Eventually, however, I was up on top and I managed to navigate between villages and make some progress. There are so many signs to so many paces, it can be a little confusing if you have no idea where some of these places are. At every junction I would have to get the map out again and try to identify which direction these places on the signs were. Often it wasn’t obvious which direction I needed to follow as half the villages on the signs didn’t seem to appear on my map, and the valley walls were so steep I didn’t want to risk screwing up and heading downhill only to have to come back up again. A one junction I would identify the way I wanted to go, only to discover another junction 100m down the path with a whole different set of destinations on. I guess its a lot easier if you’re familiar with the places in the area. But junction by junction, I made some progress.
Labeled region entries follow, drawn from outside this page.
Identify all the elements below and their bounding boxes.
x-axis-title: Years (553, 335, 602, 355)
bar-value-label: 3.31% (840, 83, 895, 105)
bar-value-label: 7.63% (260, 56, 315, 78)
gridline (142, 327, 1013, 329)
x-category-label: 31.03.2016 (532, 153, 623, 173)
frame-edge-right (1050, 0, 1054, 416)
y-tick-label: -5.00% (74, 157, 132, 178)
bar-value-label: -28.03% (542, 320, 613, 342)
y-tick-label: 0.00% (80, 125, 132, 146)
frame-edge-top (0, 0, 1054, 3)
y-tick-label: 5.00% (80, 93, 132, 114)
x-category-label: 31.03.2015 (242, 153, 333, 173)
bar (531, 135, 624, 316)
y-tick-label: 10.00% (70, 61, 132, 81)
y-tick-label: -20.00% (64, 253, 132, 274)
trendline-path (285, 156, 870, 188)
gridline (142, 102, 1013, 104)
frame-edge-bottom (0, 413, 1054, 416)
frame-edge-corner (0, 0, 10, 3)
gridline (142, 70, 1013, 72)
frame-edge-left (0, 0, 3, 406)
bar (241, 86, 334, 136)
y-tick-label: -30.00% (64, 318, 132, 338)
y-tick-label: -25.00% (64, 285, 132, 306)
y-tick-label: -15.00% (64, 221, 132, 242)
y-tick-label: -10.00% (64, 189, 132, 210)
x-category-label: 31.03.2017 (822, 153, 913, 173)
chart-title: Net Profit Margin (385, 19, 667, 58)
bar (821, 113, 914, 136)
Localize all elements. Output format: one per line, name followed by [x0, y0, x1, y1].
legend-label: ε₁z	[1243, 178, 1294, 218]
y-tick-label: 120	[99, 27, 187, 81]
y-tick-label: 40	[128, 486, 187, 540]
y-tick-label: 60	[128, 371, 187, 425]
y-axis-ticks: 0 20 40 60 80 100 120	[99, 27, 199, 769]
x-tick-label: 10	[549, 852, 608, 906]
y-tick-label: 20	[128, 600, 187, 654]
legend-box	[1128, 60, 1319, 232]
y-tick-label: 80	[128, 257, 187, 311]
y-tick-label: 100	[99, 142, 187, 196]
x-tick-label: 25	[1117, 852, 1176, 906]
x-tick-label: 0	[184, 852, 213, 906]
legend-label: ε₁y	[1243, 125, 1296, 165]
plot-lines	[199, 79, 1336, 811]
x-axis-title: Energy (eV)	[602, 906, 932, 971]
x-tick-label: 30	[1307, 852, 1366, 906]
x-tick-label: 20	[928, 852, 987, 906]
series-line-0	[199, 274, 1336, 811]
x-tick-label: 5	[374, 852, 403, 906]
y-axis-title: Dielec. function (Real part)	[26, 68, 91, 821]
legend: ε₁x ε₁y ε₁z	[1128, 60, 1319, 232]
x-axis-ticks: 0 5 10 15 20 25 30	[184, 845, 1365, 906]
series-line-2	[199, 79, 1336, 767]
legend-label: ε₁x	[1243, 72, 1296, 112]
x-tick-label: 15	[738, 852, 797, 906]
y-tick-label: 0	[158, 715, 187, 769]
Some of these footpaths are waymarked trails crossing large sections of the Black Forest and seem to vary between paved roads, gravel tracks and forest trails, passing through villages, farmland and woodland. As I was diligently following the route back to the river through the forest, the sign suddenly pointed of down some steep(ish!) singletrack that looked hardly used. “Really? Down there?”. Thinking I must pretty close by now, I thought I had nothing to lose by heading downhill so I rolled down… It was cool! A nice, not too long, slightly slimy, narrow single track through the woods.
This stuff would be a doddle on an unladen bike with off road tyres but felt a little nervy on a heavy, packed bike with touring tyres. But, the bike felt surprisingly ok and handled getting over roots pretty well despite a bit of excessive rattling. I popped out on another gravel track and followed another sign down more singletrack.
This continued pretty much all the way back down to the bottom of the valley. This felt very cool, and slightly more successful than the mornings aborted attempt. I’d managed to get away from the valley, find a mixture of forest tracks and singletrack that was all rideable and make some progress in the right direction. However, it had taken me about 3 hours and a lot of sweat to get just a few miles further along the river valley, which would have taken just half an hour breezing along the river path. The combination of very slow climbing and having to stop and pore over the map at almost every junction had made things pretty slow and I figured that the next day I might still just head down the river to get some miles under my belt.